# Ibis Dempo

In [None]:
#| echo: false
!curl -OLsS 'https://storage.googleapis.com/ibis-tutorial-data/imdb/2024-03-22/imdb_title_ratings.parquet'
!curl -OLsS 'https://storage.googleapis.com/ibis-tutorial-data/imdb/2024-03-22/imdb_title_basics.parquet'
!psql < create_imdb.sql
!duckdb < load_imdb.sql

First, we import Ibis:

In [None]:
import ibis
from ibis import *

## Connect to DuckDB and create a table

In [None]:
con = ibis.duckdb.connect()

ratings = con.read_parquet("imdb_title_ratings.parquet", table_name="imdb_title_ratings")
basics = con.read_parquet("imdb_title_basics.parquet", table_name="imdb_title_basics")

We can list the names of the tables

In [None]:
con.list_tables()

And render an abstract version of the expresion withe the column's names and types:

In [None]:
ratings

In [None]:
basics

Ibis works with multiple in-memory formats, including Pandas and PyArrow

In [None]:
basics.to_pandas(limit=10)

In [None]:
ratings.to_pyarrow(limit=10)

And Polars, with the `to_polars()` method, if you have polars installed. 


In [None]:
ratings.to_polars(limit=10)

## Columns with proper names, and interactive mode

Sometimes, you have columns with dirty names, and you need to clean them. Ibis 
can help with that:

In [None]:
ibis.options.interactive = True

In [None]:
basics = basics.rename("snake_case")

In [None]:
ratings = ratings.rename("snake_case")

In [None]:
ratings

In [None]:
basics

## `ibis.to_sql()`

When you need to see the SQL, we have the `to_sql()` function

In [None]:
expr = ratings.average_rating.round().cast("float64").name("round")
ibis.to_sql(expr)

We can also provide a different dialect,

In [None]:
ibis.to_sql(expr, dialect="postgres")

In [None]:
ibis.options.interactive = False

## `con.sql()`

We also have the `.sql()` method, which allows you to write raw sql, because 
sometimes that's what you need to do:

In [None]:
con.sql("""
    SELECT
    "tconst",
    CAST("averageRating" AS VARCHAR) AS "average_rating",
    CAST("numVotes" AS VARCHAR) AS "num_votes"
    FROM "imdb_title_ratings"
""")

In [None]:
con.sql("""
    SELECT
    "tconst",
    CAST("averageRating" AS VARCHAR) AS "average_rating",
    CAST("numVotes" AS VARCHAR) AS "num_votes"
    FROM "imdb_title_ratings"
""").to_pandas()

In [None]:
ibis.options.interactive = True

In [None]:
con.sql("""
    SELECT
    "tconst",
    CAST("averageRating" AS VARCHAR) AS "average_rating",
    CAST("numVotes" AS VARCHAR) AS "num_votes"
    FROM "imdb_title_ratings"
""")

## Other operations

In [None]:
basics.columns

To do a "GROUP BY" with `count()` we have the `value_counts()` method:

In [None]:
basics.title_type.value_counts()

For our final analysis, we will clean a few things.

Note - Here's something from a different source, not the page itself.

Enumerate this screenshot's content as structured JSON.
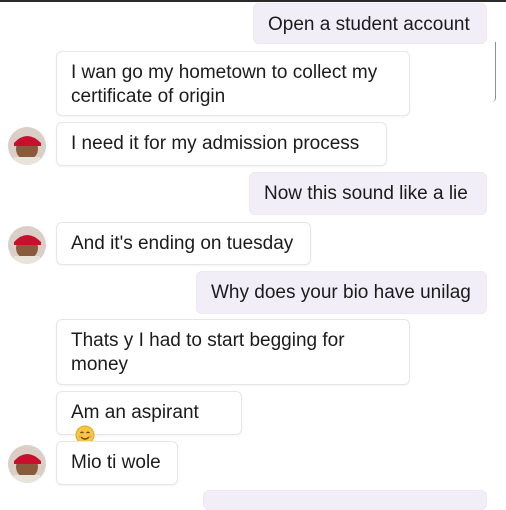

We will select only the titles with the "movie" type and discard the adult movies.

To do this, we will use a list of predicates

In [None]:
basics = (
    basics
    .filter([basics.title_type == "movie", basics.is_adult == 0])
    .select("tconst", "primary_title")
)

In [None]:
basics

Then, we join the `basics` table and the `ratings` table using the `tconst` column, 
and we execute

In [None]:
basics.join(ratings, "tconst").to_pandas(limit=10)

We order by `average_rating`

In [None]:
basics.join(ratings, "tconst").order_by(_.average_rating.desc())

And filter the titles with more than one million votes

In [None]:
(
    basics.join(ratings, "tconst")
    .order_by(_.average_rating.desc())
    .filter(_.num_votes > 1e6)
)

## Table joins (`join`)

Finally, here is the full expression to compute the ten best movies.

In [None]:
topfilms = (
    basics.join(ratings, "tconst")
    .order_by(_.average_rating.desc())
    .filter(_.num_votes > 1e6)
)

In [None]:
ibis.options.interactive = False

In [None]:
topfilms

In [None]:
topfilms.to_pandas(limit=10)

## Execute the same expression in Postgres!

### Connect to Postgres with Ibis

We already have the data in Postgres

In [None]:
pgcon = ibis.postgres.connect()

### Check that the tables exist

In [None]:
pgcon.list_tables()

Execute the same expresion in Postgres:

In [None]:
pgcon.to_pandas(topfilms)

¡That's it, that's Ibis!

Ibis has 20+ backends, like Snowflake, DuckDB (what we saw here), and more.